Making Majoranas talk to charge
14:00 - 15:00
Lund University (Sweden) and Center for Quantum Devices (Denmark)
CFEL (Bldg. 99)
Seminar Room IV, O1.111
In this talk, I will first give an introduction to Majorana bound states (MBS), zero-energy modes predicted to appear in exotic spin-polarized p-wave superconductors. MBS satisfy non-Abelian statistics and, in addition, encode quantum information in a topologically protected manner, which makes them highly interesting for quantum computation applications. The required p-wave superconductivity seems to be hard to find in nature, but recent theoretical works have shown that it can instead be artificially engineered, for example in a semiconductor nanowire with strong spin-orbit coupling which is covered by a superconductor and exposed to a magnetic field. I will also discuss the recent experimental progress towards creating and detecting MBS.
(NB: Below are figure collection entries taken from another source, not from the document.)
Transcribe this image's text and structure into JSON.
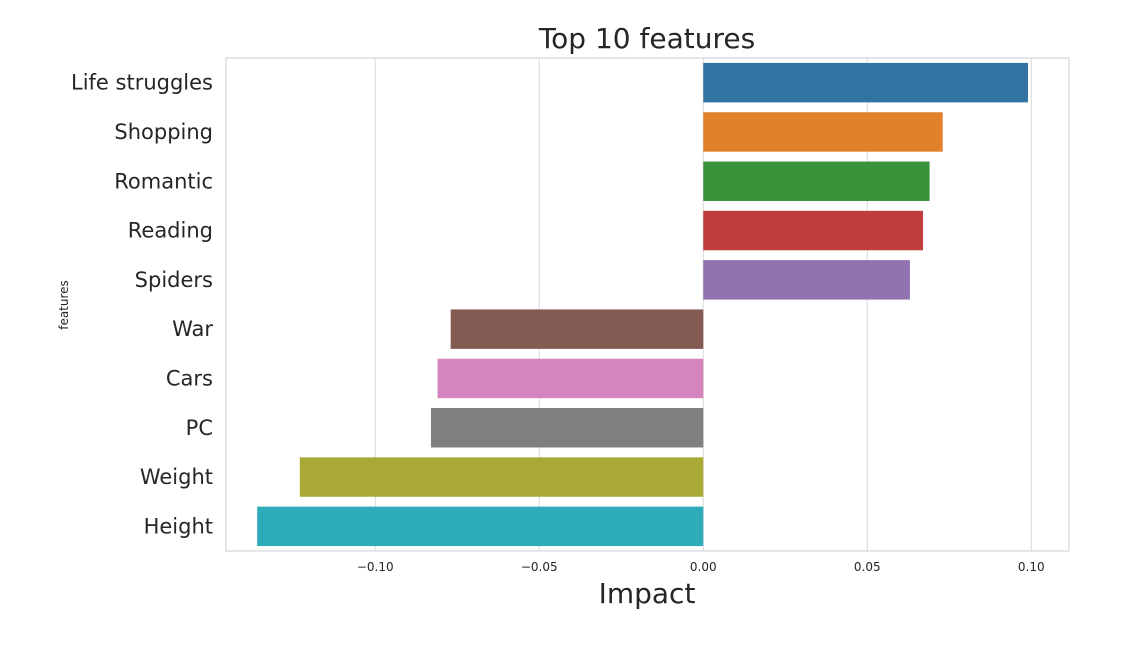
{
  "chart_data": {
    "type": "bar",
    "orientation": "horizontal",
    "title": "Top 10 features",
    "xlabel": "Impact",
    "ylabel": "features",
    "xlim": [
      -0.1455,
      0.1115
    ],
    "xticks": [
      -0.1,
      -0.05,
      0.0,
      0.05,
      0.1
    ],
    "xtick_labels": [
      "−0.10",
      "−0.05",
      "0.00",
      "0.05",
      "0.10"
    ],
    "grid": "vertical",
    "categories": [
      "Life struggles",
      "Shopping",
      "Romantic",
      "Reading",
      "Spiders",
      "War",
      "Cars",
      "PC",
      "Weight",
      "Height"
    ],
    "values": [
      0.099,
      0.073,
      0.069,
      0.067,
      0.063,
      -0.077,
      -0.081,
      -0.083,
      -0.123,
      -0.136
    ],
    "colors": [
      "#3274a1",
      "#e1812c",
      "#3a923a",
      "#c03d3e",
      "#9372b2",
      "#845b53",
      "#d684bd",
      "#7f7f7f",
      "#a9aa35",
      "#2eabb8"
    ]
  }
}
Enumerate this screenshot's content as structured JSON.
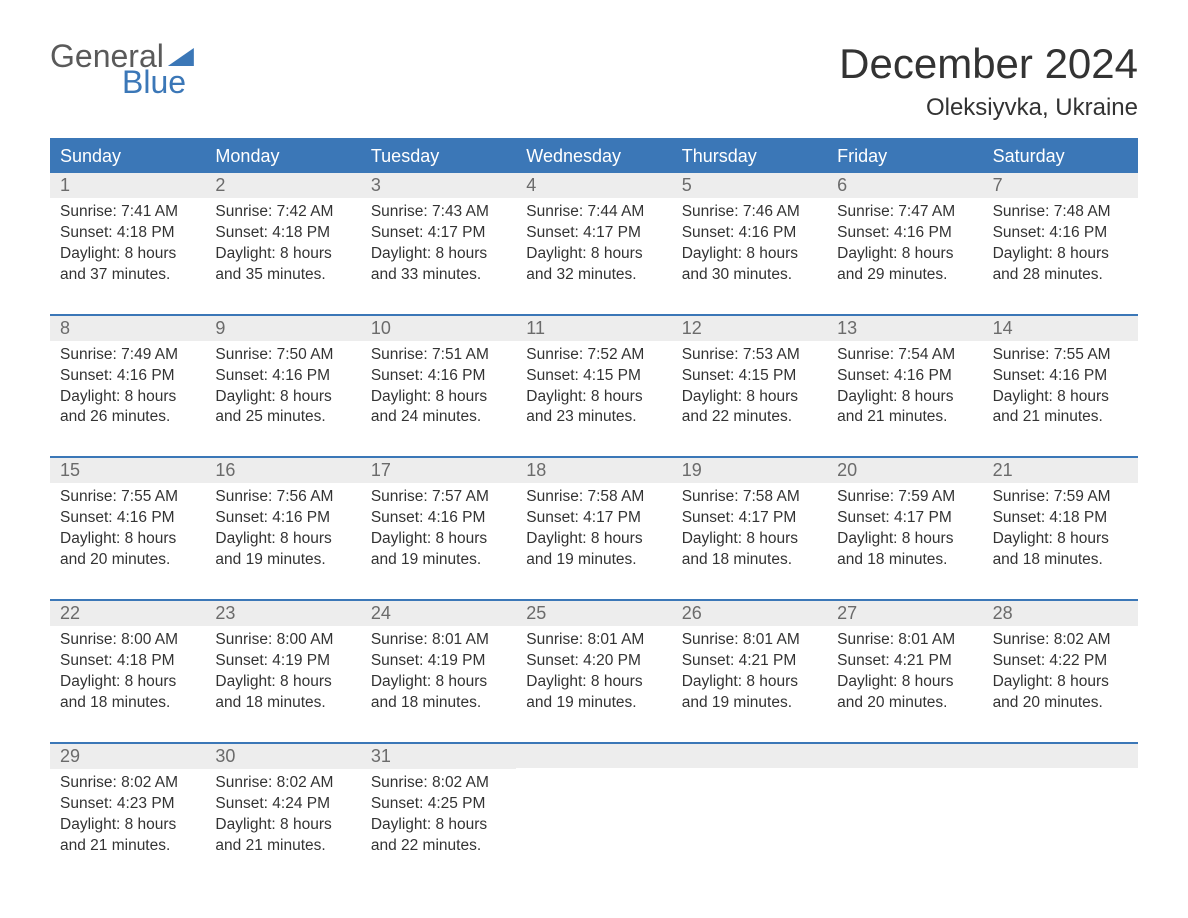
{
  "logo": {
    "top": "General",
    "bottom": "Blue"
  },
  "header": {
    "title": "December 2024",
    "location": "Oleksiyvka, Ukraine"
  },
  "colors": {
    "accent": "#3b77b7",
    "row_bg": "#ededed",
    "text": "#333333",
    "muted": "#6b6b6b",
    "background": "#ffffff"
  },
  "typography": {
    "title_fontsize": 42,
    "location_fontsize": 24,
    "dow_fontsize": 18,
    "daynum_fontsize": 18,
    "body_fontsize": 15.5
  },
  "calendar": {
    "type": "table",
    "columns": [
      "Sunday",
      "Monday",
      "Tuesday",
      "Wednesday",
      "Thursday",
      "Friday",
      "Saturday"
    ],
    "weeks": [
      [
        {
          "d": "1",
          "sr": "Sunrise: 7:41 AM",
          "ss": "Sunset: 4:18 PM",
          "dl1": "Daylight: 8 hours",
          "dl2": "and 37 minutes."
        },
        {
          "d": "2",
          "sr": "Sunrise: 7:42 AM",
          "ss": "Sunset: 4:18 PM",
          "dl1": "Daylight: 8 hours",
          "dl2": "and 35 minutes."
        },
        {
          "d": "3",
          "sr": "Sunrise: 7:43 AM",
          "ss": "Sunset: 4:17 PM",
          "dl1": "Daylight: 8 hours",
          "dl2": "and 33 minutes."
        },
        {
          "d": "4",
          "sr": "Sunrise: 7:44 AM",
          "ss": "Sunset: 4:17 PM",
          "dl1": "Daylight: 8 hours",
          "dl2": "and 32 minutes."
        },
        {
          "d": "5",
          "sr": "Sunrise: 7:46 AM",
          "ss": "Sunset: 4:16 PM",
          "dl1": "Daylight: 8 hours",
          "dl2": "and 30 minutes."
        },
        {
          "d": "6",
          "sr": "Sunrise: 7:47 AM",
          "ss": "Sunset: 4:16 PM",
          "dl1": "Daylight: 8 hours",
          "dl2": "and 29 minutes."
        },
        {
          "d": "7",
          "sr": "Sunrise: 7:48 AM",
          "ss": "Sunset: 4:16 PM",
          "dl1": "Daylight: 8 hours",
          "dl2": "and 28 minutes."
        }
      ],
      [
        {
          "d": "8",
          "sr": "Sunrise: 7:49 AM",
          "ss": "Sunset: 4:16 PM",
          "dl1": "Daylight: 8 hours",
          "dl2": "and 26 minutes."
        },
        {
          "d": "9",
          "sr": "Sunrise: 7:50 AM",
          "ss": "Sunset: 4:16 PM",
          "dl1": "Daylight: 8 hours",
          "dl2": "and 25 minutes."
        },
        {
          "d": "10",
          "sr": "Sunrise: 7:51 AM",
          "ss": "Sunset: 4:16 PM",
          "dl1": "Daylight: 8 hours",
          "dl2": "and 24 minutes."
        },
        {
          "d": "11",
          "sr": "Sunrise: 7:52 AM",
          "ss": "Sunset: 4:15 PM",
          "dl1": "Daylight: 8 hours",
          "dl2": "and 23 minutes."
        },
        {
          "d": "12",
          "sr": "Sunrise: 7:53 AM",
          "ss": "Sunset: 4:15 PM",
          "dl1": "Daylight: 8 hours",
          "dl2": "and 22 minutes."
        },
        {
          "d": "13",
          "sr": "Sunrise: 7:54 AM",
          "ss": "Sunset: 4:16 PM",
          "dl1": "Daylight: 8 hours",
          "dl2": "and 21 minutes."
        },
        {
          "d": "14",
          "sr": "Sunrise: 7:55 AM",
          "ss": "Sunset: 4:16 PM",
          "dl1": "Daylight: 8 hours",
          "dl2": "and 21 minutes."
        }
      ],
      [
        {
          "d": "15",
          "sr": "Sunrise: 7:55 AM",
          "ss": "Sunset: 4:16 PM",
          "dl1": "Daylight: 8 hours",
          "dl2": "and 20 minutes."
        },
        {
          "d": "16",
          "sr": "Sunrise: 7:56 AM",
          "ss": "Sunset: 4:16 PM",
          "dl1": "Daylight: 8 hours",
          "dl2": "and 19 minutes."
        },
        {
          "d": "17",
          "sr": "Sunrise: 7:57 AM",
          "ss": "Sunset: 4:16 PM",
          "dl1": "Daylight: 8 hours",
          "dl2": "and 19 minutes."
        },
        {
          "d": "18",
          "sr": "Sunrise: 7:58 AM",
          "ss": "Sunset: 4:17 PM",
          "dl1": "Daylight: 8 hours",
          "dl2": "and 19 minutes."
        },
        {
          "d": "19",
          "sr": "Sunrise: 7:58 AM",
          "ss": "Sunset: 4:17 PM",
          "dl1": "Daylight: 8 hours",
          "dl2": "and 18 minutes."
        },
        {
          "d": "20",
          "sr": "Sunrise: 7:59 AM",
          "ss": "Sunset: 4:17 PM",
          "dl1": "Daylight: 8 hours",
          "dl2": "and 18 minutes."
        },
        {
          "d": "21",
          "sr": "Sunrise: 7:59 AM",
          "ss": "Sunset: 4:18 PM",
          "dl1": "Daylight: 8 hours",
          "dl2": "and 18 minutes."
        }
      ],
      [
        {
          "d": "22",
          "sr": "Sunrise: 8:00 AM",
          "ss": "Sunset: 4:18 PM",
          "dl1": "Daylight: 8 hours",
          "dl2": "and 18 minutes."
        },
        {
          "d": "23",
          "sr": "Sunrise: 8:00 AM",
          "ss": "Sunset: 4:19 PM",
          "dl1": "Daylight: 8 hours",
          "dl2": "and 18 minutes."
        },
        {
          "d": "24",
          "sr": "Sunrise: 8:01 AM",
          "ss": "Sunset: 4:19 PM",
          "dl1": "Daylight: 8 hours",
          "dl2": "and 18 minutes."
        },
        {
          "d": "25",
          "sr": "Sunrise: 8:01 AM",
          "ss": "Sunset: 4:20 PM",
          "dl1": "Daylight: 8 hours",
          "dl2": "and 19 minutes."
        },
        {
          "d": "26",
          "sr": "Sunrise: 8:01 AM",
          "ss": "Sunset: 4:21 PM",
          "dl1": "Daylight: 8 hours",
          "dl2": "and 19 minutes."
        },
        {
          "d": "27",
          "sr": "Sunrise: 8:01 AM",
          "ss": "Sunset: 4:21 PM",
          "dl1": "Daylight: 8 hours",
          "dl2": "and 20 minutes."
        },
        {
          "d": "28",
          "sr": "Sunrise: 8:02 AM",
          "ss": "Sunset: 4:22 PM",
          "dl1": "Daylight: 8 hours",
          "dl2": "and 20 minutes."
        }
      ],
      [
        {
          "d": "29",
          "sr": "Sunrise: 8:02 AM",
          "ss": "Sunset: 4:23 PM",
          "dl1": "Daylight: 8 hours",
          "dl2": "and 21 minutes."
        },
        {
          "d": "30",
          "sr": "Sunrise: 8:02 AM",
          "ss": "Sunset: 4:24 PM",
          "dl1": "Daylight: 8 hours",
          "dl2": "and 21 minutes."
        },
        {
          "d": "31",
          "sr": "Sunrise: 8:02 AM",
          "ss": "Sunset: 4:25 PM",
          "dl1": "Daylight: 8 hours",
          "dl2": "and 22 minutes."
        },
        null,
        null,
        null,
        null
      ]
    ]
  }
}
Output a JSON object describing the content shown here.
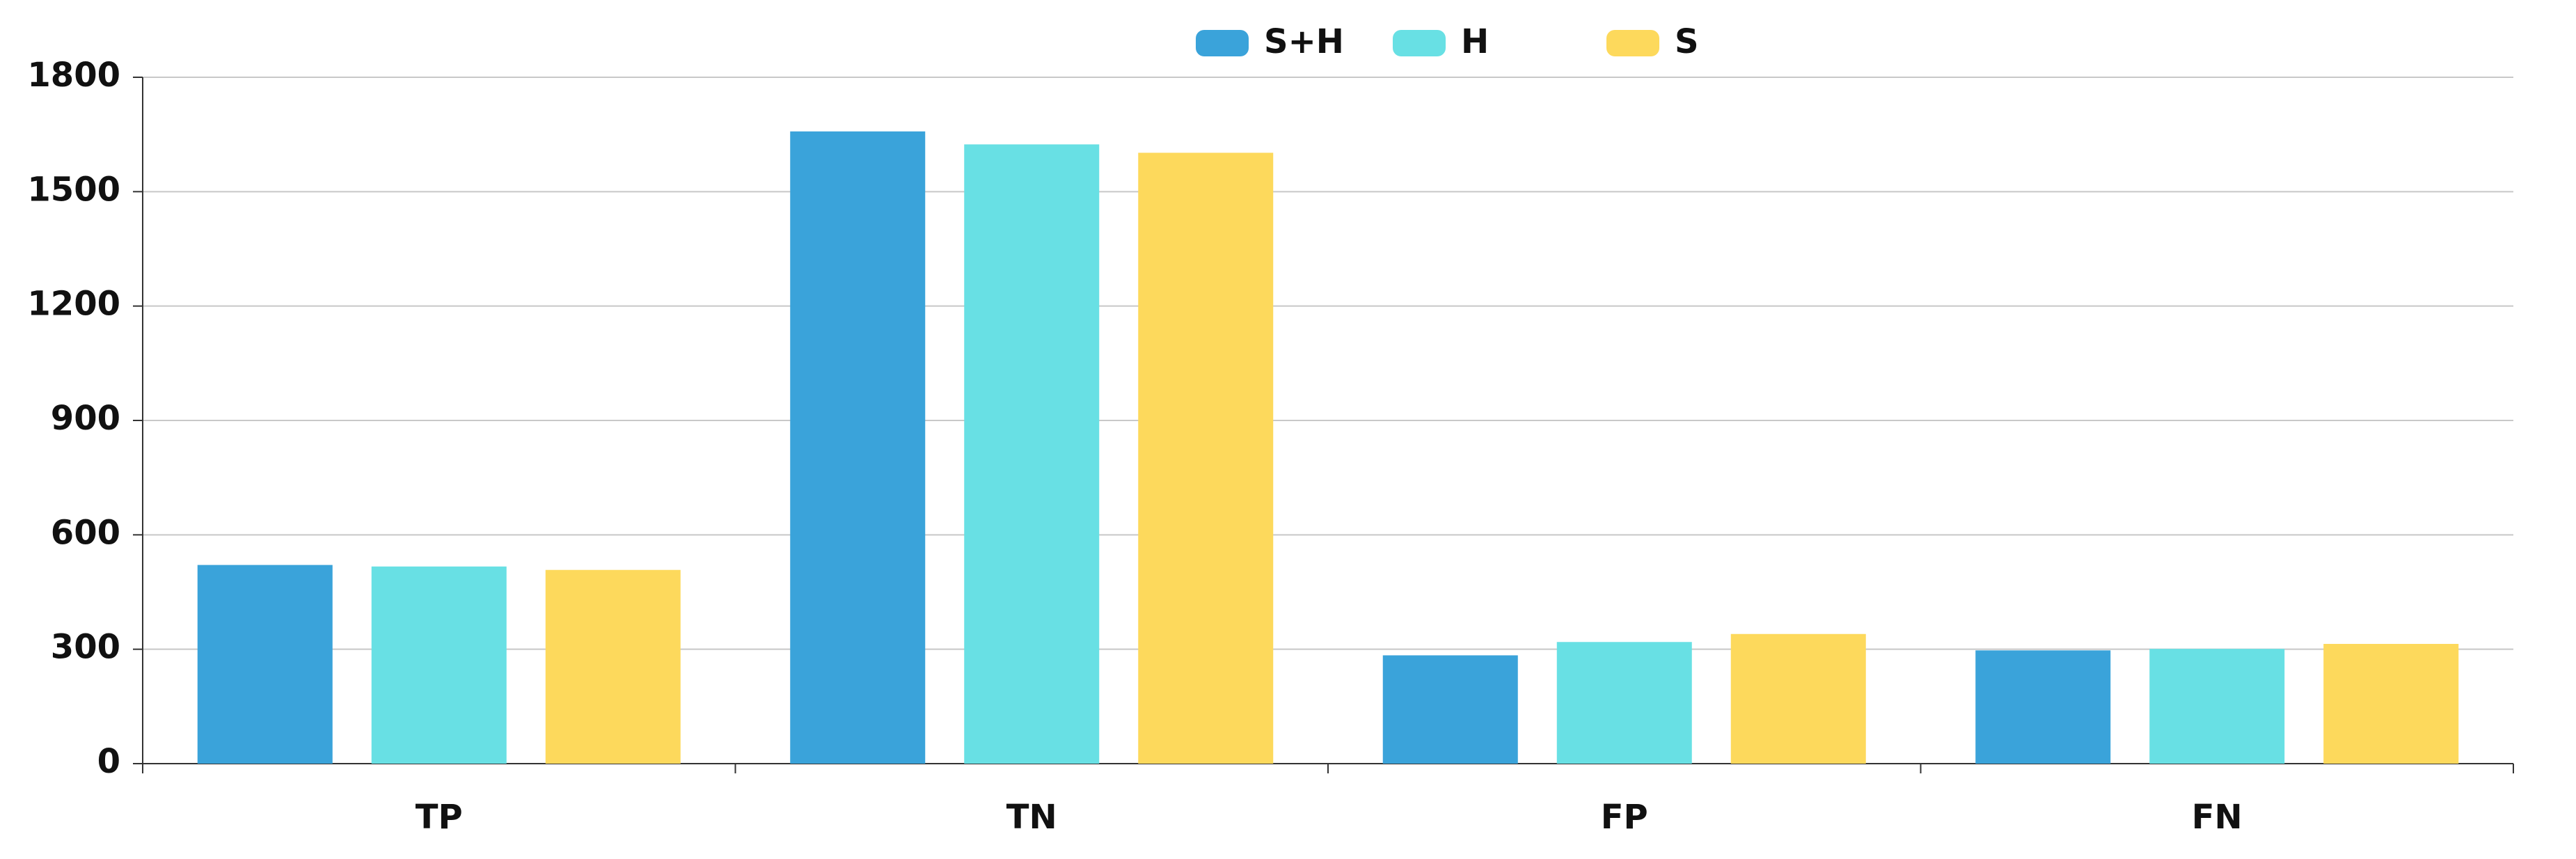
{
  "chart_data": {
    "type": "bar",
    "categories": [
      "TP",
      "TN",
      "FP",
      "FN"
    ],
    "series": [
      {
        "name": "S+H",
        "color": "#3aa3da",
        "values": [
          521,
          1658,
          284,
          297
        ]
      },
      {
        "name": "H",
        "color": "#68e0e4",
        "values": [
          517,
          1624,
          319,
          301
        ]
      },
      {
        "name": "S",
        "color": "#fdd95c",
        "values": [
          508,
          1602,
          340,
          314
        ]
      }
    ],
    "ylim": [
      0,
      1800
    ],
    "yticks": [
      0,
      300,
      600,
      900,
      1200,
      1500,
      1800
    ],
    "grid": true,
    "legend": "top"
  }
}
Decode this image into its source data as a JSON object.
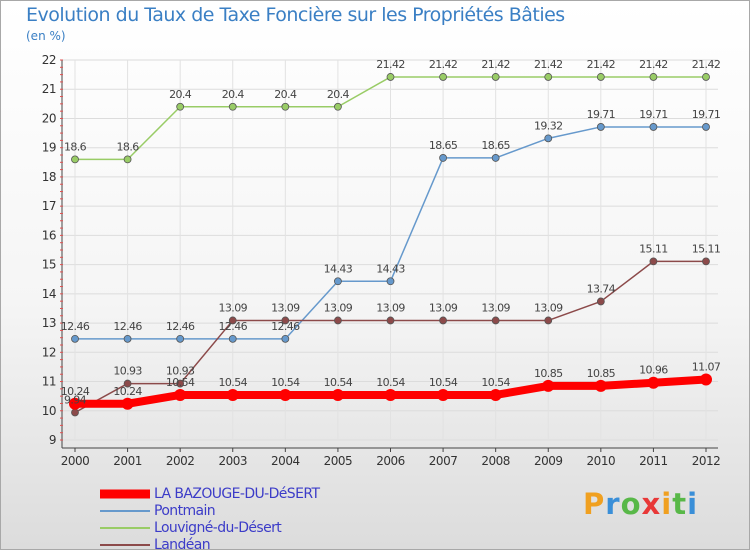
{
  "title": "Evolution du Taux de Taxe Foncière sur les Propriétés Bâties",
  "unit": "(en %)",
  "logo": {
    "letters": [
      "P",
      "r",
      "o",
      "x",
      "i",
      "t",
      "i"
    ],
    "colors": [
      "#f0a020",
      "#3a8fd8",
      "#58b848",
      "#e83838",
      "#f0a020",
      "#58b848",
      "#3a8fd8"
    ]
  },
  "chart_data": {
    "type": "line",
    "title": "Evolution du Taux de Taxe Foncière sur les Propriétés Bâties",
    "ylabel": "(en %)",
    "xlabel": "",
    "ylim": [
      9,
      22
    ],
    "yticks": [
      9,
      10,
      11,
      12,
      13,
      14,
      15,
      16,
      17,
      18,
      19,
      20,
      21,
      22
    ],
    "categories": [
      "2000",
      "2001",
      "2002",
      "2003",
      "2004",
      "2005",
      "2006",
      "2007",
      "2008",
      "2009",
      "2010",
      "2011",
      "2012"
    ],
    "series": [
      {
        "name": "LA BAZOUGE-DU-DéSERT",
        "color": "#ff0000",
        "values": [
          10.24,
          10.24,
          10.54,
          10.54,
          10.54,
          10.54,
          10.54,
          10.54,
          10.54,
          10.85,
          10.85,
          10.96,
          11.07
        ],
        "labels": [
          "10.24",
          "10.24",
          "10.54",
          "10.54",
          "10.54",
          "10.54",
          "10.54",
          "10.54",
          "10.54",
          "10.85",
          "10.85",
          "10.96",
          "11.07"
        ]
      },
      {
        "name": "Pontmain",
        "color": "#6699cc",
        "values": [
          12.46,
          12.46,
          12.46,
          12.46,
          12.46,
          14.43,
          14.43,
          18.65,
          18.65,
          19.32,
          19.71,
          19.71,
          19.71
        ],
        "labels": [
          "12.46",
          "12.46",
          "12.46",
          "12.46",
          "12.46",
          "14.43",
          "14.43",
          "18.65",
          "18.65",
          "19.32",
          "19.71",
          "19.71",
          "19.71"
        ]
      },
      {
        "name": "Louvigné-du-Désert",
        "color": "#99cc66",
        "values": [
          18.6,
          18.6,
          20.4,
          20.4,
          20.4,
          20.4,
          21.42,
          21.42,
          21.42,
          21.42,
          21.42,
          21.42,
          21.42
        ],
        "labels": [
          "18.6",
          "18.6",
          "20.4",
          "20.4",
          "20.4",
          "20.4",
          "21.42",
          "21.42",
          "21.42",
          "21.42",
          "21.42",
          "21.42",
          "21.42"
        ]
      },
      {
        "name": "Landéan",
        "color": "#8c4a4a",
        "values": [
          9.94,
          10.93,
          10.93,
          13.09,
          13.09,
          13.09,
          13.09,
          13.09,
          13.09,
          13.09,
          13.74,
          15.11,
          15.11
        ],
        "labels": [
          "9.94",
          "10.93",
          "10.93",
          "13.09",
          "13.09",
          "13.09",
          "13.09",
          "13.09",
          "13.09",
          "13.09",
          "13.74",
          "15.11",
          "15.11"
        ]
      }
    ]
  }
}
I will then focus on the next generation of MBS experiments, which must go beyond merely detecting the existence of MBS, and instead probe their exotic properties, such as the (hopefully) exceptionally long coherence times and non-Abelian statistics. To accomplish this, one must find controllable ways to initialize, manipulate, and read out the quantum information encoded in MBS. I will discuss one possible platform for this next generation of MBS experiments, which is based on coupling the quantum information encoded in MBS to charge degrees of freedom, which provides convenient ways both of coupling different MBS qubits to each other (for manipulation), and of coupling to the outside world (for initialization and readout). I will explain how MBS-charge couplings can be controllably switched on and off in a setup where small superconducting islands are coupled to each other and to a macrosopic superconductor through gate-controlled Josephson junctions. Based on this control, we will see how the most important milestones on the way to topological quantum information processing can be achieved, and what the associated experimental requirements are.